In his youth he was a trooper in the U.S. Fifth Cavalry. Serving along with Apache scouts, he galloped forward in an attack in a great cavalry charge in the Mexican state of Chihuahua during the 1916 Punitive Expedition under the command of General John J. "Black Jack" Pershing.
Strangely, at his funeral there was a bare mention in the eulogy of that part of my father’s years.
He was lauded as an exceptionally loving husband, father and grandfather. His communal loyalties and activities were praised. Everything the rabbi said was true, but I was remembering the tales of that one aspect of his life that shone so very brightly in my memory.
The Canadian philosopher Marshall McLuhan gave a modernist interpretation of one of the most important truths of human existence: that perception is reality.
The ancient Greeks had a view of their gods as being importantly real; we now view their theological concepts as myth.

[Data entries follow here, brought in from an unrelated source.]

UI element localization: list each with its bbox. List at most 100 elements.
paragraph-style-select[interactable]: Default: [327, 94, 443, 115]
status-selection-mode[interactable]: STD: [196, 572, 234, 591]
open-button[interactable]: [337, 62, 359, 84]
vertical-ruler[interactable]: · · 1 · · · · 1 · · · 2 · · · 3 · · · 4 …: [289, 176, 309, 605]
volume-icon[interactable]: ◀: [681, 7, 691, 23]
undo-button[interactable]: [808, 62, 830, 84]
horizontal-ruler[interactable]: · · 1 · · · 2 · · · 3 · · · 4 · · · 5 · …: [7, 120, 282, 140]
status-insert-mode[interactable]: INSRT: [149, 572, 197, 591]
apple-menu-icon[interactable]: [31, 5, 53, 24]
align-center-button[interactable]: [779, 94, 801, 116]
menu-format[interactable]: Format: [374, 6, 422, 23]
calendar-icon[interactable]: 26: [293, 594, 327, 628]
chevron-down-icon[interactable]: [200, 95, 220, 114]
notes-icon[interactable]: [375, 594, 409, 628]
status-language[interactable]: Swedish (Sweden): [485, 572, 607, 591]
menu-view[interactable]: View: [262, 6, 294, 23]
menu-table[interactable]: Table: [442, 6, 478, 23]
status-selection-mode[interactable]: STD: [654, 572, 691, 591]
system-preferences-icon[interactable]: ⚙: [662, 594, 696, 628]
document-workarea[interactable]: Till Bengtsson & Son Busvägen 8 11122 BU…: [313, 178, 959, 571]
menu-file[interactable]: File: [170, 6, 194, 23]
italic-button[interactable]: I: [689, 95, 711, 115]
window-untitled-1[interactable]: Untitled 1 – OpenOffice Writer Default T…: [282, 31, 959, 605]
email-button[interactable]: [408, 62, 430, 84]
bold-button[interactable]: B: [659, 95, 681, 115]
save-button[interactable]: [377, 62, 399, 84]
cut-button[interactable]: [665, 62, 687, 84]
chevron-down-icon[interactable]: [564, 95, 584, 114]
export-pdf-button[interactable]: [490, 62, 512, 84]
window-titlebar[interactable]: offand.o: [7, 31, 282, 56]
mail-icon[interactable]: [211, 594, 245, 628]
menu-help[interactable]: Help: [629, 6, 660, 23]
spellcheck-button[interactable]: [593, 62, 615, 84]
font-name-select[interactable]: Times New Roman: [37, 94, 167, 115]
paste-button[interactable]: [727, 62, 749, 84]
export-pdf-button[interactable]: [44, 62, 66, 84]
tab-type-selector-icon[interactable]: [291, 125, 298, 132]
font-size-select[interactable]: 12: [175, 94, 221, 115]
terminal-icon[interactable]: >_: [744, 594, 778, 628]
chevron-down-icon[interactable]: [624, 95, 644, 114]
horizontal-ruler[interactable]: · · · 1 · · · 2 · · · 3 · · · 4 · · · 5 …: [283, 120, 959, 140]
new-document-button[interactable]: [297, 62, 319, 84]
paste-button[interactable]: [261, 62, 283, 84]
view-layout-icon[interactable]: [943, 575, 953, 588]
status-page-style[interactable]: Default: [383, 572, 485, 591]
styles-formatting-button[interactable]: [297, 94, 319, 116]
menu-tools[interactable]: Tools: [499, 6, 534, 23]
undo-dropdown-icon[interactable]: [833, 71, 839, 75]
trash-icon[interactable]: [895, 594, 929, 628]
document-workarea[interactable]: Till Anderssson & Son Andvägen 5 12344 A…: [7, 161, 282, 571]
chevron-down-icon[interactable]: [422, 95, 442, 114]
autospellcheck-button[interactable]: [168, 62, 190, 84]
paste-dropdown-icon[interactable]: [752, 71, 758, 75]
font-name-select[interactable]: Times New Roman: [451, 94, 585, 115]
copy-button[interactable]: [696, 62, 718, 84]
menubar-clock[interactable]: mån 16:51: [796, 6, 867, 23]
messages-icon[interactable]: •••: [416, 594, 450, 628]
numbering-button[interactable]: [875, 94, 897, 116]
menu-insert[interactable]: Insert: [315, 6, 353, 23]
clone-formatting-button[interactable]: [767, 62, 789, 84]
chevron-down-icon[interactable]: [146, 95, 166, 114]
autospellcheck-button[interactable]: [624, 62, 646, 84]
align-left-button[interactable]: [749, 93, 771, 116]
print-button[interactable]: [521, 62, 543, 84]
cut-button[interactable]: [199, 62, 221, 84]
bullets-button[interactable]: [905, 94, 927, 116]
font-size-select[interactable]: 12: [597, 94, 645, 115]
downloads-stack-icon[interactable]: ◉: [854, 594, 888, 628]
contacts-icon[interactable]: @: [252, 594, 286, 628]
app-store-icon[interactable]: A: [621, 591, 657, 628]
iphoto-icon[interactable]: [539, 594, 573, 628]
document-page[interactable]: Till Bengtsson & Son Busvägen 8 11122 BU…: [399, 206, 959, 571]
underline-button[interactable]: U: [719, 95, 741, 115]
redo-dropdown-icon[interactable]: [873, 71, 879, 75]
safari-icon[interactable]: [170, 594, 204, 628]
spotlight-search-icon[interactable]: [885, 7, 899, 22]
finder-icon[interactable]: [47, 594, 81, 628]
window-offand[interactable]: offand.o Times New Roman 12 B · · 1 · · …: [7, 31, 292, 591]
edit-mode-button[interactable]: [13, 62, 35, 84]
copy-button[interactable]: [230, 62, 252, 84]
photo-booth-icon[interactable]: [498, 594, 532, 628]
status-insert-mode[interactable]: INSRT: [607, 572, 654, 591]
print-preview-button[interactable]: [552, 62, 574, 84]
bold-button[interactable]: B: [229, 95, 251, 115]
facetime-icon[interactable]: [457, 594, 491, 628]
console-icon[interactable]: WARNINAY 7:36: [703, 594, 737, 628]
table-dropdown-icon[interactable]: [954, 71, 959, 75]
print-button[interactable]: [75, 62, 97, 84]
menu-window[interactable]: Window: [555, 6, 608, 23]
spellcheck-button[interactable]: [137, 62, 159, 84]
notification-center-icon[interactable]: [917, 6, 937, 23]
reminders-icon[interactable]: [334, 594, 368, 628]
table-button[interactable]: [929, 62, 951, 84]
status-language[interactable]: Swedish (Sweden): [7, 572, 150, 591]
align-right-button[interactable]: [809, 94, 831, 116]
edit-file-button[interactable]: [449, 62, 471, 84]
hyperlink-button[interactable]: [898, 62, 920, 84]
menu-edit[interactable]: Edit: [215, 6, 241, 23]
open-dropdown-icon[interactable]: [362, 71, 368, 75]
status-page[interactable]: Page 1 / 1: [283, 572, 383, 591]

When Agrippinna begged Nero to deify her, to make her into a god, she saw that as a reality. The bizarre animal-headed gods and goddess of the Egyptians were real to them.
In our time, we of the Western world value ourselves as monotheists. Yet, the variants of views of God range through the subtle and the obscure to the dynamic.
Pacifist faiths gently sing the praises of a peace-loving deity. The self-immolating and suicide bombing believers of other religious groups clearly have a very different vision of God.
There are those who believe that what God wants of humans is faithful acceptance. There are others who emphasize a good deed rather than a creed.
Judaism daily revels in the unity of God that emphasizes the unity of all of God’s creatures. It trumpets with pride the simple poetic formula offered by the prophet Micah: “It hath been told thee, O man, what is good, and what the LORD doth require of thee: only to do justly, and to love mercy, and to walk humbly with thy God."